Insomnia's most common effect is exhaustion. But it can also lead to irritability and lack of proper physical coordination. You may find that you are clumsier during the day, or that you can't get as much done as you usually would.
Insomnia is fairly common in people over the age of 60, perhaps because of the daily changes that come with retirement. More hours of leisure can affect sleep cycles. Many elderly folks get up earlier and go to sleep earlier, for example. Others who are commonly afflicted with insomnia include people with persistent medical issues and those with depression or anxiety.

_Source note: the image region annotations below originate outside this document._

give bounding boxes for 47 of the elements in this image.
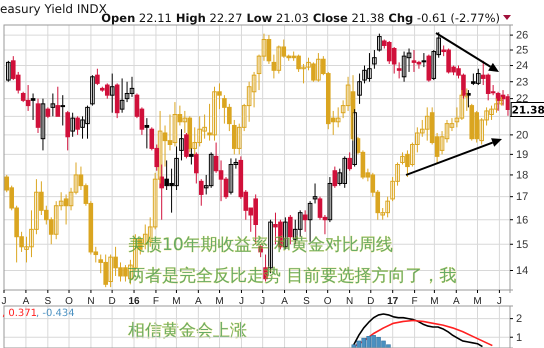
- x-tick-label: D: [367, 296, 374, 307]
- y-tick-label: 2: [516, 313, 522, 326]
- x-tick-label: F: [412, 296, 418, 307]
- x-tick-label: M: [473, 296, 482, 307]
- x-tick-label: M: [215, 296, 224, 307]
- x-tick-label: A: [452, 296, 460, 307]
- y-tick-label: 15: [516, 238, 528, 251]
- x-tick-label: A: [22, 296, 30, 307]
- annotation: 21.38: [512, 104, 544, 116]
- x-tick-label: O: [65, 296, 74, 307]
- x-tick-label: J: [2, 296, 6, 307]
- x-tick-label: A: [281, 296, 288, 307]
- x-tick-label: D: [108, 296, 116, 307]
- y-tick-label: 24: [516, 60, 528, 72]
- y-tick-label: 14: [516, 265, 528, 278]
- candlestick: [396, 62, 402, 79]
- x-tick-label: N: [346, 296, 354, 307]
- y-tick-label: 25: [516, 44, 528, 57]
- candlestick: [179, 128, 184, 161]
- y-tick-label: 19: [516, 148, 528, 161]
- x-tick-label: S: [303, 296, 310, 307]
- line-series: [353, 320, 494, 348]
- x-tick-label: J: [238, 296, 244, 307]
- x-tick-label: N: [87, 296, 95, 307]
- y-tick-label: 1: [516, 332, 522, 344]
- y-tick-label: 23: [516, 76, 528, 88]
- y-tick-label: 16: [516, 214, 528, 226]
- x-tick-label: O: [324, 296, 332, 307]
- y-tick-label: 20: [516, 129, 528, 142]
- x-tick-label: M: [172, 296, 181, 307]
- candlestick: [30, 92, 36, 120]
- annotation: , -0.434: [36, 308, 75, 319]
- x-tick-label: M: [430, 296, 439, 307]
- y-tick-label: 18: [516, 169, 528, 182]
- x-tick-label: F: [152, 296, 159, 307]
- x-tick-label: J: [496, 296, 502, 307]
- x-tick-label: J: [260, 296, 266, 307]
- x-tick-label: 16: [128, 296, 140, 307]
- candlestick: [312, 182, 318, 204]
- y-tick-label: 26: [516, 30, 528, 42]
- y-tick-label: 22: [516, 93, 528, 106]
- line-series: [353, 313, 484, 348]
- x-tick-label: 17: [387, 296, 399, 307]
- x-tick-label: S: [44, 296, 52, 307]
- x-tick-label: A: [195, 296, 202, 307]
- annotation: , 0.371: [2, 308, 37, 319]
- y-tick-label: 17: [516, 191, 528, 204]
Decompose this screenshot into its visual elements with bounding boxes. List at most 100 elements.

There are additional external factors that can cause insomnia. The list is long and includes noise, heat (no one gets a proper sleep on a summer night when the air conditioning is broken!), being in a new environment (first night in a new house, for example), certain types of prescription or OTC medication, and jet lag. The good news here is that most of these causes are only temporary and will soon diminish, letting you get back to your normal sleep habits.
And occasionally we only have ourselves to blame if we get insomnia. If we sleep in late or take long afternoon siestas we are likely to disturb our biological rhythms. Drinking coffee, alcohol or smoking cigarettes near to bedtime are also best avoided. But remember it's a vicious circle, since worrying about not being able to sleep will not help.
Finally, there are certain steps you can take to increase your ability to go off to dreamland. Relaxing exercises can help—meditation is particularly effective. Try taking a warm bath, and perhaps filling your bathroom with soothing aromatic candles. Lavender oil is quite calming. Yoga and deep breathing help to quiet the mind. Warm milk may also help. If all else fails and you do wind up laying in bed unable to sleep, simply get up. Do something— watch TV, read a book, etc. You'll be much likelier to get tired doing these things than by staying in bed.